ELASTICITY-BASED THEORY OF MISFIT-INDUCED STRUCTURAL DEFECTS AT SEMICONDUCTOR INTERFACES

In this paper, we consider the problem of the determination of misfit-induced structural features at the interface of semiconductor heterostructures. We then develop a theory which enables us to investigate these features. This theory is based on the elasticity equations within the range of application of Hooke's law. The main aim of the theory is the determination of the parameter ${\mathit{n}}_{\mathit{s}}$ which defines the superstructure which may stabilize the interface between the host materials constituting the heterostructure. This is done by identifying, in the elasticity equations, the S factor, i.e., S=${\mathit{C}}_{\mathit{i}\mathit{j}}$/\ensuremath{\rho}, as the important parameter which must be considered within an approach which takes account not only of the mismatch of the lattice parameters of the host materials, but also of the difference in elastic-density features.
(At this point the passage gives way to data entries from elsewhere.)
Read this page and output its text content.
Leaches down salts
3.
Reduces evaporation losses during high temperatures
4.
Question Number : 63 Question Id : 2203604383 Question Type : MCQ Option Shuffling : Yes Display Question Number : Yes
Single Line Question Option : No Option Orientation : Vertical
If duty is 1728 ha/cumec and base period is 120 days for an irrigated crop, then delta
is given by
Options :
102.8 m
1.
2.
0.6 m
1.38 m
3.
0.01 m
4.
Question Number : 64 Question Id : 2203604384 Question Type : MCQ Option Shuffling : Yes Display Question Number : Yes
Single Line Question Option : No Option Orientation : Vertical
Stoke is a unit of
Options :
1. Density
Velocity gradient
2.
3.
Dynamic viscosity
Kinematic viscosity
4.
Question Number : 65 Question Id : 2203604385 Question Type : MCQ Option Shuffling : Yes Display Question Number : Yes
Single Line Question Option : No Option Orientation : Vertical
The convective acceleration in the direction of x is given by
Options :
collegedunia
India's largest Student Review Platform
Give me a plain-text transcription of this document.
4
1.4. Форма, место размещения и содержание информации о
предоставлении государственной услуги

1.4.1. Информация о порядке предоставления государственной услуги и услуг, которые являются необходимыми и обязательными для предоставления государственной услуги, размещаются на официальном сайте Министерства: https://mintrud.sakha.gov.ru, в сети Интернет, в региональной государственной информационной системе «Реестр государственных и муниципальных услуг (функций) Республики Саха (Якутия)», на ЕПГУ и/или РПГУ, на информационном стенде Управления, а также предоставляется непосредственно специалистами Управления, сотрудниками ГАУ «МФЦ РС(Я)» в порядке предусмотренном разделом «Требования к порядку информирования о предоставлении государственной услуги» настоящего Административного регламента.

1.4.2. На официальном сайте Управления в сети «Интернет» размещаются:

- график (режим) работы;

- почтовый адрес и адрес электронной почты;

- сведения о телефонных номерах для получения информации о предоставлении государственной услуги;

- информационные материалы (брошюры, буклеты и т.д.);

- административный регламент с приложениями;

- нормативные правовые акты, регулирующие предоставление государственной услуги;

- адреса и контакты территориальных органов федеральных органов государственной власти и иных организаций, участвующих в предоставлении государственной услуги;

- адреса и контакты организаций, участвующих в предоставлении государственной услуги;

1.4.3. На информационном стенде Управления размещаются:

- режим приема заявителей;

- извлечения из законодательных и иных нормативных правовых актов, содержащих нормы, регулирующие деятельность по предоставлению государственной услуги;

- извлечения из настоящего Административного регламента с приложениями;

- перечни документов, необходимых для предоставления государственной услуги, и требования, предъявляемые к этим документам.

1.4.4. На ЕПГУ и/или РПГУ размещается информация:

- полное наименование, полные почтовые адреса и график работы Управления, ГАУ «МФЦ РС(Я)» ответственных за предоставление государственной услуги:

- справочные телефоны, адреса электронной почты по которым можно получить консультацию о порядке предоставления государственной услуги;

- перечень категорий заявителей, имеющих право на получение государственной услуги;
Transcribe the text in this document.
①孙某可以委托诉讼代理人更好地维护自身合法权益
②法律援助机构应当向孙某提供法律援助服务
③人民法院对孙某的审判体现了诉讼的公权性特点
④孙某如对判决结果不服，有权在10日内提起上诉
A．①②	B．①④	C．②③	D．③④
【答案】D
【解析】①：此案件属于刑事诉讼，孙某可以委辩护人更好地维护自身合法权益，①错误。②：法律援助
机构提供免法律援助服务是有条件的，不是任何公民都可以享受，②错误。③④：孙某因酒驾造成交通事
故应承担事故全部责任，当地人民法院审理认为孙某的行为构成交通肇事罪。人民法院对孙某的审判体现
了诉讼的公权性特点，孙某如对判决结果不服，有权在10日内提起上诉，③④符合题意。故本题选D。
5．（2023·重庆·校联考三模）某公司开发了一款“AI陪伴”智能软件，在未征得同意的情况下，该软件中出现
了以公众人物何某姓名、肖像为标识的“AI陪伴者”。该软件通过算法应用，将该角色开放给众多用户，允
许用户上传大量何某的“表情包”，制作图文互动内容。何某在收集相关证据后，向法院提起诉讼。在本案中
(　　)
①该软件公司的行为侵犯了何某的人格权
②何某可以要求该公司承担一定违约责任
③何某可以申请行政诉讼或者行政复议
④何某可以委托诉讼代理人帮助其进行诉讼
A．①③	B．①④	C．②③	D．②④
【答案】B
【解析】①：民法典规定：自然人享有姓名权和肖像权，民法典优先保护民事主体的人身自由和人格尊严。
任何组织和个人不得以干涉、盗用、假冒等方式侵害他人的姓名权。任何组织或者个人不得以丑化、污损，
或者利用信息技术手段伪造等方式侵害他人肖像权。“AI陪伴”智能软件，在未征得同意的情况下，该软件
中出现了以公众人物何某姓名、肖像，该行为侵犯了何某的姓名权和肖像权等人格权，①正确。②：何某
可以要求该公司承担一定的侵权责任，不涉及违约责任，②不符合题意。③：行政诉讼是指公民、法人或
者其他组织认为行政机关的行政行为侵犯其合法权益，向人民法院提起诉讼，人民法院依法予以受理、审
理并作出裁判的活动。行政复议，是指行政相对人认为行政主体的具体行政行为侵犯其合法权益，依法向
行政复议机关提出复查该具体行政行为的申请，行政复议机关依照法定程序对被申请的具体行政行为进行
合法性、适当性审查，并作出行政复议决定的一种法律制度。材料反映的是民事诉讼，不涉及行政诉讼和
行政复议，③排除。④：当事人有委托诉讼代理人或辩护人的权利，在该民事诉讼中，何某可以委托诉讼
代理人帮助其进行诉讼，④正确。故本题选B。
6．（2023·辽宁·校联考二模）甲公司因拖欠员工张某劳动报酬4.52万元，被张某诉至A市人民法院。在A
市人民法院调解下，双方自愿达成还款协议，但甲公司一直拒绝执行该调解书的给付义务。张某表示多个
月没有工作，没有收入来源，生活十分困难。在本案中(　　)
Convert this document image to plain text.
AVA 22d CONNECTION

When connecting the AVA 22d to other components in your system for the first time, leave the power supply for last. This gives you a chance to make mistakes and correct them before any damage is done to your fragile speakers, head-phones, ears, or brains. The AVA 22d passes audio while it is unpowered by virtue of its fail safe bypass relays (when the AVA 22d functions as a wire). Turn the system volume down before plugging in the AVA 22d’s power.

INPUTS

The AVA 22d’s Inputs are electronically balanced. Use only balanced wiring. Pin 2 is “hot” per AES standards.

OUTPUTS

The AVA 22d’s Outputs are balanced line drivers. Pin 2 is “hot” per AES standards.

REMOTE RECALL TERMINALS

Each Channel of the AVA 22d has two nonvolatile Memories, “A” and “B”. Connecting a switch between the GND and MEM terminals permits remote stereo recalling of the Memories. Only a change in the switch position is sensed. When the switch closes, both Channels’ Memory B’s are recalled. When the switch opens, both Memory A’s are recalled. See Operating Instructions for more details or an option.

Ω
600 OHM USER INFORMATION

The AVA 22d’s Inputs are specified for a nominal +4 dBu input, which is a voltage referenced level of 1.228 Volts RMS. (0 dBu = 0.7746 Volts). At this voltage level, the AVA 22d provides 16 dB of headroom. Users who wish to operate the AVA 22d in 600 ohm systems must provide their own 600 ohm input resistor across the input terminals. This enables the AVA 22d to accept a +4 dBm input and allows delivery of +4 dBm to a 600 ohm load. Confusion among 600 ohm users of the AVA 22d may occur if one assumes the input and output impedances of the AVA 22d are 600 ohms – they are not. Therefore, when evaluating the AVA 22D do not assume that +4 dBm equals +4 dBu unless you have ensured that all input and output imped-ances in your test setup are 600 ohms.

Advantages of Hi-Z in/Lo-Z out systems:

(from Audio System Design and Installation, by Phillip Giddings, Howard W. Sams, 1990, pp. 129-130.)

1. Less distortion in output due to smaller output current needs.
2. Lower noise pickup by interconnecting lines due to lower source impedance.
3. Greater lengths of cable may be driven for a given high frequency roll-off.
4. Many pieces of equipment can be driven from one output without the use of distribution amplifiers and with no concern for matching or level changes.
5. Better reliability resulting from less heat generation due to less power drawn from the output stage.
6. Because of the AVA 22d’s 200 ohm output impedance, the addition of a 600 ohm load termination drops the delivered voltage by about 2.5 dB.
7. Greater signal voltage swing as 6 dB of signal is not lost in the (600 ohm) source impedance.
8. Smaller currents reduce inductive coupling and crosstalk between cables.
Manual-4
The periodic sites of the defined super unit cell, induced by the misfit, may be considered as nucleation centers for misfit-dislocations network. Due to the lattice misfit, one must seek an optimized choice of the materials and of the growth conditions. In heterostructures where a large misfit exists, the insertion of a transitional layer aiming to obtain high-quality heterostructures may often be useful. We demonstrate that the present theory may be used to predict the composition of such transitional layers.